A spectrogram, commonly computed using the STFT (Short-Time Fourier Transform), is a time-frequency representation in which a chain of spectrums are calculated from a signal by sliding, with a particular hop size a window of particular window size (or frame size) which indicates the time section in which to apply the frequency decomposition. We always use window size > hop size, therefore there is an overlap of windows, which actually provides a smoother chaining and better frequency analysis. A particular window function is applied to each frame to ensure a more natural overlap. For our computational musicology studies, this representation is very important.

We will use librosa in this case: a Python-based package for audio signal processing. librosa includes nice visualisation tools. Let us show how a time-frequency representation looks like, and how we can compute it in a few steps.

import librosa
import librosa.display
# Computing time-frequency representation for signal above
D = librosa.stft(signal)  # STFT of y
S_db = librosa.amplitude_to_db(np.abs(D), ref=np.max)

# And plotting!
fig, ax = plt.subplots(figsize=(15, 6))
img = librosa.display.specshow(S_db, x_axis='time', y_axis='linear', ax=ax)
ax.set(title='Time-frequency representation')
ax.set(ylim=[0, 2000])
fig.colorbar(img, ax=ax, format="%+2.f dB");
../_images/c99648a00c3956ddc9d9a765c9c38a48ffdfe901f9f76ad5878771e1296020ef.png

Let’s now plot a more applied signal. We will use a testing audio of 2 seconds, and observe how it looks like.

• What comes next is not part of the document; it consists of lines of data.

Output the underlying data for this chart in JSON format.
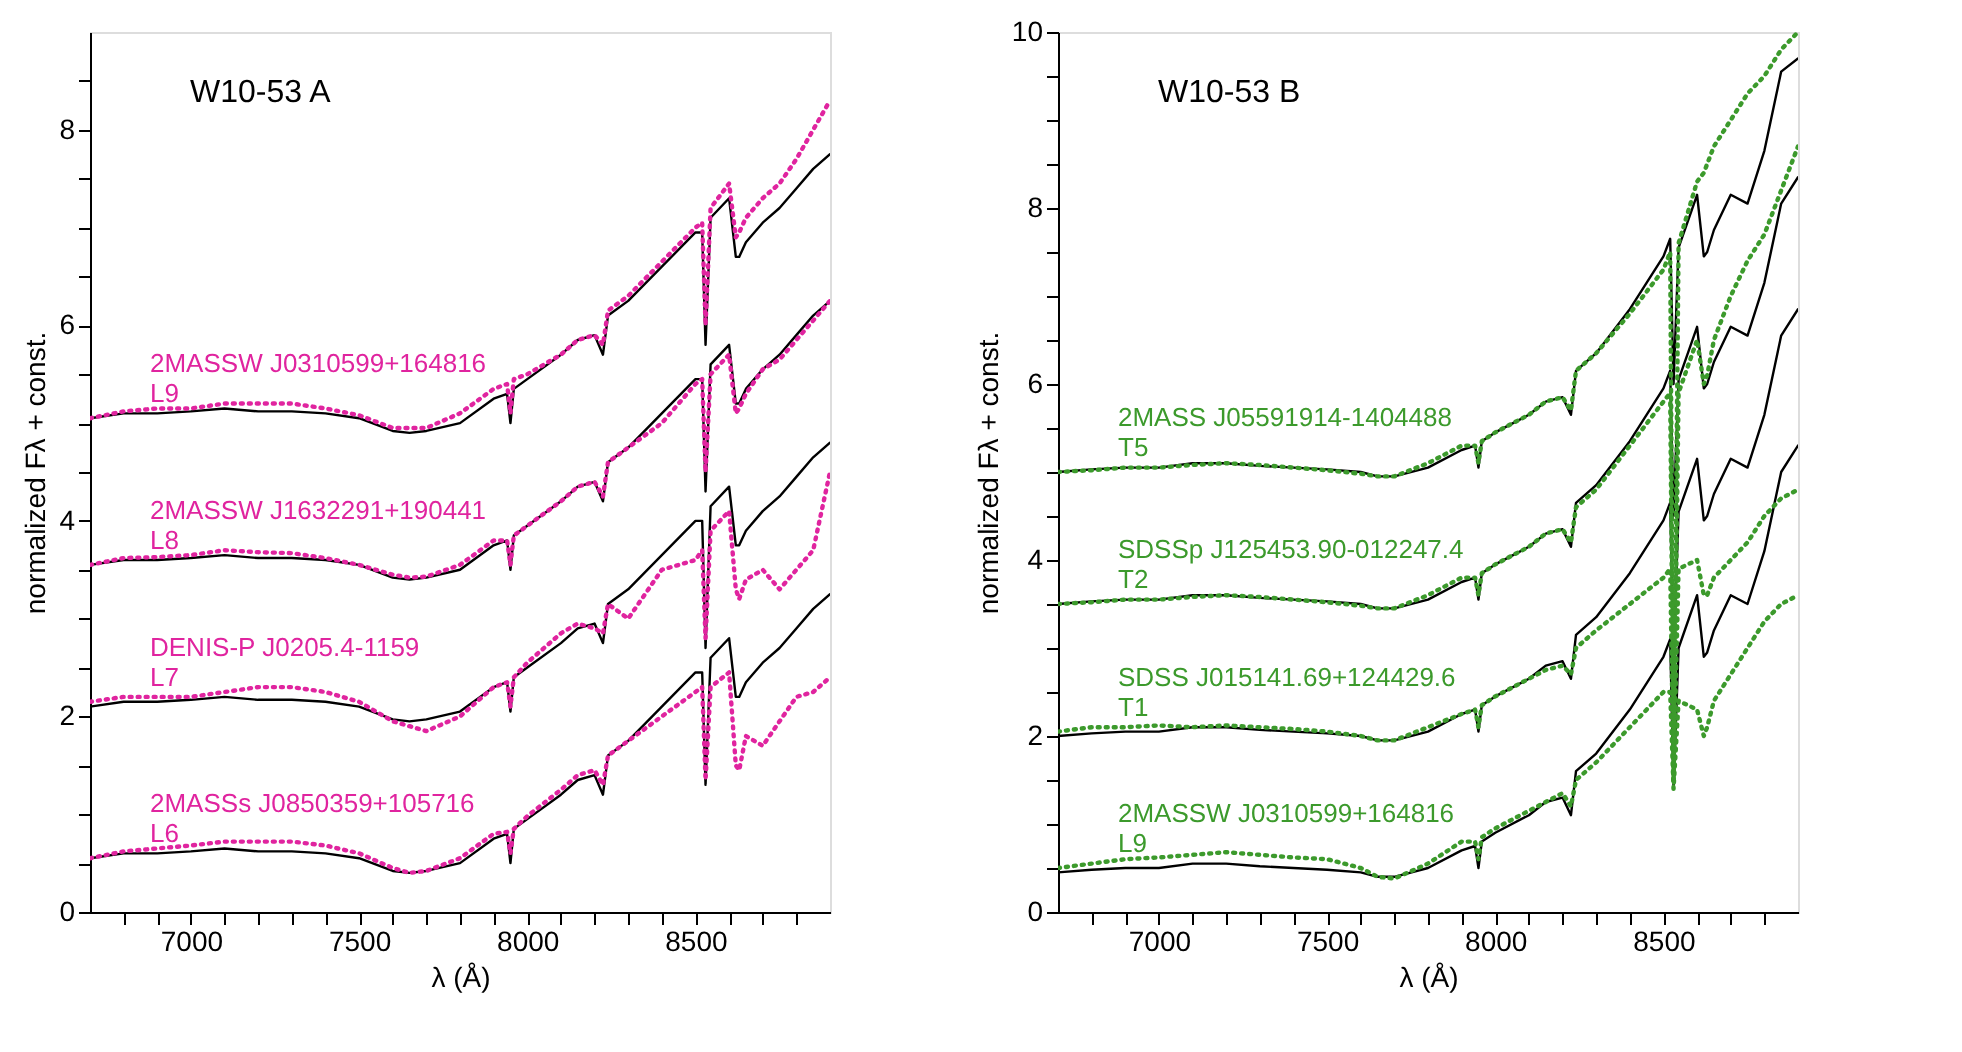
{
  "chart_data": [
    {
      "type": "line",
      "title": "W10-53 A",
      "xlabel": "λ (Å)",
      "ylabel": "normalized Fλ + const.",
      "x": [
        6700,
        6800,
        6900,
        7000,
        7100,
        7200,
        7300,
        7400,
        7500,
        7600,
        7650,
        7700,
        7800,
        7900,
        7940,
        7950,
        7960,
        8000,
        8100,
        8150,
        8200,
        8225,
        8240,
        8300,
        8400,
        8500,
        8520,
        8530,
        8545,
        8600,
        8620,
        8630,
        8650,
        8700,
        8750,
        8800,
        8850,
        8900
      ],
      "xlim": [
        6700,
        8900
      ],
      "xticks": [
        {
          "value": 6800,
          "label": null
        },
        {
          "value": 6900,
          "label": null
        },
        7000,
        {
          "value": 7100,
          "label": null
        },
        {
          "value": 7200,
          "label": null
        },
        {
          "value": 7300,
          "label": null
        },
        {
          "value": 7400,
          "label": null
        },
        7500,
        {
          "value": 7600,
          "label": null
        },
        {
          "value": 7700,
          "label": null
        },
        {
          "value": 7800,
          "label": null
        },
        {
          "value": 7900,
          "label": null
        },
        8000,
        {
          "value": 8100,
          "label": null
        },
        {
          "value": 8200,
          "label": null
        },
        {
          "value": 8300,
          "label": null
        },
        {
          "value": 8400,
          "label": null
        },
        8500,
        {
          "value": 8600,
          "label": null
        },
        {
          "value": 8700,
          "label": null
        },
        {
          "value": 8800,
          "label": null
        }
      ],
      "ylim": [
        0,
        9
      ],
      "yticks": [
        0,
        {
          "value": 0.5,
          "label": null
        },
        {
          "value": 1,
          "label": null
        },
        {
          "value": 1.5,
          "label": null
        },
        2,
        {
          "value": 2.5,
          "label": null
        },
        {
          "value": 3,
          "label": null
        },
        {
          "value": 3.5,
          "label": null
        },
        4,
        {
          "value": 4.5,
          "label": null
        },
        {
          "value": 5,
          "label": null
        },
        {
          "value": 5.5,
          "label": null
        },
        6,
        {
          "value": 6.5,
          "label": null
        },
        {
          "value": 7,
          "label": null
        },
        {
          "value": 7.5,
          "label": null
        },
        8,
        {
          "value": 8.5,
          "label": null
        }
      ],
      "series": [
        {
          "color": "#000000",
          "line_style": "solid",
          "values": [
            0.55,
            0.6,
            0.6,
            0.62,
            0.65,
            0.62,
            0.62,
            0.6,
            0.55,
            0.42,
            0.4,
            0.42,
            0.5,
            0.75,
            0.8,
            0.5,
            0.85,
            0.95,
            1.2,
            1.35,
            1.4,
            1.2,
            1.6,
            1.75,
            2.1,
            2.45,
            2.45,
            1.3,
            2.6,
            2.8,
            2.2,
            2.2,
            2.35,
            2.55,
            2.7,
            2.9,
            3.1,
            3.25
          ]
        },
        {
          "color": "#000000",
          "line_style": "solid",
          "values": [
            2.1,
            2.15,
            2.15,
            2.17,
            2.2,
            2.17,
            2.17,
            2.15,
            2.1,
            1.97,
            1.95,
            1.97,
            2.05,
            2.3,
            2.35,
            2.05,
            2.4,
            2.5,
            2.75,
            2.9,
            2.95,
            2.75,
            3.15,
            3.3,
            3.65,
            4.0,
            4.0,
            2.7,
            4.15,
            4.35,
            3.75,
            3.75,
            3.9,
            4.1,
            4.25,
            4.45,
            4.65,
            4.8
          ]
        },
        {
          "color": "#000000",
          "line_style": "solid",
          "values": [
            3.55,
            3.6,
            3.6,
            3.62,
            3.65,
            3.62,
            3.62,
            3.6,
            3.55,
            3.42,
            3.4,
            3.42,
            3.5,
            3.75,
            3.8,
            3.5,
            3.85,
            3.95,
            4.2,
            4.35,
            4.4,
            4.2,
            4.6,
            4.75,
            5.1,
            5.45,
            5.45,
            4.3,
            5.6,
            5.8,
            5.2,
            5.2,
            5.35,
            5.55,
            5.7,
            5.9,
            6.1,
            6.25
          ]
        },
        {
          "color": "#000000",
          "line_style": "solid",
          "values": [
            5.05,
            5.1,
            5.1,
            5.12,
            5.15,
            5.12,
            5.12,
            5.1,
            5.05,
            4.92,
            4.9,
            4.92,
            5.0,
            5.25,
            5.3,
            5.0,
            5.35,
            5.45,
            5.7,
            5.85,
            5.9,
            5.7,
            6.1,
            6.25,
            6.6,
            6.95,
            6.95,
            5.8,
            7.1,
            7.3,
            6.7,
            6.7,
            6.85,
            7.05,
            7.2,
            7.4,
            7.6,
            7.75
          ]
        },
        {
          "name": "2MASSs J0850359+105716\nL6",
          "color": "#e0249f",
          "line_style": "dotted",
          "values": [
            0.55,
            0.62,
            0.65,
            0.68,
            0.72,
            0.72,
            0.72,
            0.68,
            0.6,
            0.45,
            0.4,
            0.42,
            0.55,
            0.8,
            0.82,
            0.6,
            0.85,
            0.98,
            1.25,
            1.4,
            1.45,
            1.3,
            1.6,
            1.75,
            2.0,
            2.25,
            2.3,
            1.35,
            2.3,
            2.45,
            1.5,
            1.45,
            1.8,
            1.7,
            1.95,
            2.2,
            2.25,
            2.4
          ]
        },
        {
          "name": "DENIS-P J0205.4-1159\nL7",
          "color": "#e0249f",
          "line_style": "dotted",
          "values": [
            2.15,
            2.2,
            2.2,
            2.2,
            2.25,
            2.3,
            2.3,
            2.25,
            2.15,
            1.95,
            1.9,
            1.85,
            2.0,
            2.3,
            2.35,
            2.1,
            2.4,
            2.55,
            2.85,
            2.95,
            2.9,
            2.85,
            3.15,
            3.0,
            3.5,
            3.6,
            3.7,
            2.8,
            3.9,
            4.1,
            3.3,
            3.2,
            3.4,
            3.5,
            3.3,
            3.5,
            3.7,
            4.5
          ]
        },
        {
          "name": "2MASSW J1632291+190441\nL8",
          "color": "#e0249f",
          "line_style": "dotted",
          "values": [
            3.55,
            3.62,
            3.63,
            3.65,
            3.7,
            3.68,
            3.67,
            3.62,
            3.55,
            3.45,
            3.42,
            3.43,
            3.55,
            3.8,
            3.8,
            3.55,
            3.85,
            3.95,
            4.2,
            4.35,
            4.4,
            4.25,
            4.6,
            4.75,
            5.0,
            5.4,
            5.45,
            4.5,
            5.5,
            5.7,
            5.1,
            5.15,
            5.3,
            5.55,
            5.65,
            5.85,
            6.05,
            6.25
          ]
        },
        {
          "name": "2MASSW J0310599+164816\nL9",
          "color": "#e0249f",
          "line_style": "dotted",
          "values": [
            5.05,
            5.12,
            5.15,
            5.15,
            5.2,
            5.2,
            5.2,
            5.15,
            5.08,
            4.95,
            4.95,
            4.95,
            5.1,
            5.35,
            5.4,
            5.1,
            5.45,
            5.5,
            5.7,
            5.85,
            5.9,
            5.8,
            6.15,
            6.3,
            6.65,
            7.0,
            7.05,
            6.0,
            7.2,
            7.45,
            6.9,
            6.95,
            7.1,
            7.3,
            7.45,
            7.7,
            8.0,
            8.3
          ]
        }
      ]
    },
    {
      "type": "line",
      "title": "W10-53 B",
      "xlabel": "λ (Å)",
      "ylabel": "normalized Fλ + const.",
      "x": [
        6700,
        6800,
        6900,
        7000,
        7100,
        7200,
        7300,
        7400,
        7500,
        7600,
        7650,
        7700,
        7800,
        7900,
        7940,
        7950,
        7960,
        8000,
        8100,
        8150,
        8200,
        8225,
        8240,
        8300,
        8400,
        8500,
        8520,
        8530,
        8545,
        8600,
        8620,
        8630,
        8650,
        8700,
        8750,
        8800,
        8850,
        8900
      ],
      "xlim": [
        6700,
        8900
      ],
      "xticks": [
        {
          "value": 6800,
          "label": null
        },
        {
          "value": 6900,
          "label": null
        },
        7000,
        {
          "value": 7100,
          "label": null
        },
        {
          "value": 7200,
          "label": null
        },
        {
          "value": 7300,
          "label": null
        },
        {
          "value": 7400,
          "label": null
        },
        7500,
        {
          "value": 7600,
          "label": null
        },
        {
          "value": 7700,
          "label": null
        },
        {
          "value": 7800,
          "label": null
        },
        {
          "value": 7900,
          "label": null
        },
        8000,
        {
          "value": 8100,
          "label": null
        },
        {
          "value": 8200,
          "label": null
        },
        {
          "value": 8300,
          "label": null
        },
        {
          "value": 8400,
          "label": null
        },
        8500,
        {
          "value": 8600,
          "label": null
        },
        {
          "value": 8700,
          "label": null
        },
        {
          "value": 8800,
          "label": null
        }
      ],
      "ylim": [
        0,
        10
      ],
      "yticks": [
        0,
        {
          "value": 0.5,
          "label": null
        },
        {
          "value": 1,
          "label": null
        },
        {
          "value": 1.5,
          "label": null
        },
        2,
        {
          "value": 2.5,
          "label": null
        },
        {
          "value": 3,
          "label": null
        },
        {
          "value": 3.5,
          "label": null
        },
        4,
        {
          "value": 4.5,
          "label": null
        },
        {
          "value": 5,
          "label": null
        },
        {
          "value": 5.5,
          "label": null
        },
        6,
        {
          "value": 6.5,
          "label": null
        },
        {
          "value": 7,
          "label": null
        },
        {
          "value": 7.5,
          "label": null
        },
        8,
        {
          "value": 8.5,
          "label": null
        },
        {
          "value": 9,
          "label": null
        },
        {
          "value": 9.5,
          "label": null
        },
        10
      ],
      "series": [
        {
          "color": "#000000",
          "line_style": "solid",
          "values": [
            0.45,
            0.48,
            0.5,
            0.5,
            0.55,
            0.55,
            0.52,
            0.5,
            0.48,
            0.45,
            0.4,
            0.4,
            0.5,
            0.7,
            0.75,
            0.5,
            0.8,
            0.9,
            1.1,
            1.25,
            1.3,
            1.1,
            1.6,
            1.8,
            2.3,
            2.9,
            3.1,
            1.4,
            3.0,
            3.6,
            2.9,
            2.95,
            3.2,
            3.6,
            3.5,
            4.1,
            5.0,
            5.3
          ]
        },
        {
          "color": "#000000",
          "line_style": "solid",
          "values": [
            2.0,
            2.03,
            2.05,
            2.05,
            2.1,
            2.1,
            2.07,
            2.05,
            2.03,
            2.0,
            1.95,
            1.95,
            2.05,
            2.25,
            2.3,
            2.05,
            2.35,
            2.45,
            2.65,
            2.8,
            2.85,
            2.65,
            3.15,
            3.35,
            3.85,
            4.45,
            4.65,
            2.9,
            4.55,
            5.15,
            4.45,
            4.5,
            4.75,
            5.15,
            5.05,
            5.65,
            6.55,
            6.85
          ]
        },
        {
          "color": "#000000",
          "line_style": "solid",
          "values": [
            3.5,
            3.53,
            3.55,
            3.55,
            3.6,
            3.6,
            3.57,
            3.55,
            3.53,
            3.5,
            3.45,
            3.45,
            3.55,
            3.75,
            3.8,
            3.55,
            3.85,
            3.95,
            4.15,
            4.3,
            4.35,
            4.15,
            4.65,
            4.85,
            5.35,
            5.95,
            6.15,
            4.5,
            6.05,
            6.65,
            5.95,
            6.0,
            6.25,
            6.65,
            6.55,
            7.15,
            8.05,
            8.35
          ]
        },
        {
          "color": "#000000",
          "line_style": "solid",
          "values": [
            5.0,
            5.03,
            5.05,
            5.05,
            5.1,
            5.1,
            5.07,
            5.05,
            5.03,
            5.0,
            4.95,
            4.95,
            5.05,
            5.25,
            5.3,
            5.05,
            5.35,
            5.45,
            5.65,
            5.8,
            5.85,
            5.65,
            6.15,
            6.35,
            6.85,
            7.45,
            7.65,
            6.0,
            7.55,
            8.15,
            7.45,
            7.5,
            7.75,
            8.15,
            8.05,
            8.65,
            9.55,
            9.7
          ]
        },
        {
          "name": "2MASSW J0310599+164816\nL9",
          "color": "#3c9a2c",
          "line_style": "dotted",
          "values": [
            0.5,
            0.55,
            0.6,
            0.62,
            0.65,
            0.68,
            0.65,
            0.62,
            0.6,
            0.5,
            0.4,
            0.38,
            0.55,
            0.8,
            0.8,
            0.6,
            0.85,
            0.95,
            1.15,
            1.25,
            1.35,
            1.2,
            1.5,
            1.7,
            2.1,
            2.5,
            2.5,
            1.4,
            2.4,
            2.3,
            2.0,
            2.1,
            2.4,
            2.7,
            3.0,
            3.3,
            3.5,
            3.6
          ]
        },
        {
          "name": "SDSS J015141.69+124429.6\nT1",
          "color": "#3c9a2c",
          "line_style": "dotted",
          "values": [
            2.05,
            2.1,
            2.1,
            2.12,
            2.1,
            2.12,
            2.1,
            2.08,
            2.05,
            2.0,
            1.95,
            1.95,
            2.1,
            2.25,
            2.3,
            2.1,
            2.35,
            2.45,
            2.65,
            2.75,
            2.8,
            2.7,
            3.0,
            3.2,
            3.5,
            3.8,
            3.9,
            1.5,
            3.9,
            4.0,
            3.6,
            3.6,
            3.8,
            4.0,
            4.2,
            4.5,
            4.7,
            4.8
          ]
        },
        {
          "name": "SDSSp J125453.90-012247.4\nT2",
          "color": "#3c9a2c",
          "line_style": "dotted",
          "values": [
            3.5,
            3.52,
            3.55,
            3.55,
            3.58,
            3.6,
            3.58,
            3.55,
            3.52,
            3.48,
            3.45,
            3.45,
            3.6,
            3.8,
            3.8,
            3.6,
            3.85,
            3.95,
            4.15,
            4.3,
            4.35,
            4.2,
            4.6,
            4.8,
            5.3,
            5.8,
            5.9,
            1.5,
            5.9,
            6.5,
            6.0,
            6.1,
            6.5,
            7.0,
            7.4,
            7.7,
            8.2,
            8.7
          ]
        },
        {
          "name": "2MASS J05591914-1404488\nT5",
          "color": "#3c9a2c",
          "line_style": "dotted",
          "values": [
            5.0,
            5.02,
            5.05,
            5.05,
            5.08,
            5.1,
            5.08,
            5.05,
            5.02,
            4.98,
            4.95,
            4.95,
            5.1,
            5.3,
            5.3,
            5.1,
            5.35,
            5.45,
            5.65,
            5.8,
            5.85,
            5.7,
            6.15,
            6.35,
            6.8,
            7.3,
            7.5,
            1.5,
            7.6,
            8.3,
            8.4,
            8.5,
            8.7,
            9.0,
            9.3,
            9.5,
            9.8,
            10.0
          ]
        }
      ]
    }
  ]
}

# librosa may also be used to load audio
y, sr = librosa.load(
    os.path.join("..", "audio", "testing_samples", "test_1.wav")
)

# Computing time-frequency representation for signal above
D = librosa.stft(y)  # STFT of y
S_db = librosa.amplitude_to_db(np.abs(D), ref=np.max)

# And plotting!
fig, ax = plt.subplots(figsize=(15, 6))
img = librosa.display.specshow(S_db, x_axis='time', y_axis='linear', ax=ax)
ax.set(title='Time-frequency representation')
ax.set(ylim=[0, 2000])
fig.colorbar(img, ax=ax, format="%+2.f dB");
../_images/e8b5e16ec06d68870c83b7666aedc02f4e83026a72c93aa9e20b86eaf6702b81.png

We see that, since multiple pitches are being sung (even in only two seconds), this representation is more appropiate to use. We will refer to the time-frequency representation (aka spectrogram) many times durinng the tutorial, so make sure to understand it clearly.

Other variants may be computed from the spectrogram, e.g. mel-spectrogram. Also, other time-frequency representations more specific for particular tasks may be used, e.g. chroma features. No explicit use of these is included in this tutorial, but we suggest the reader to go through them. These are very important in the field of ASP and MIR.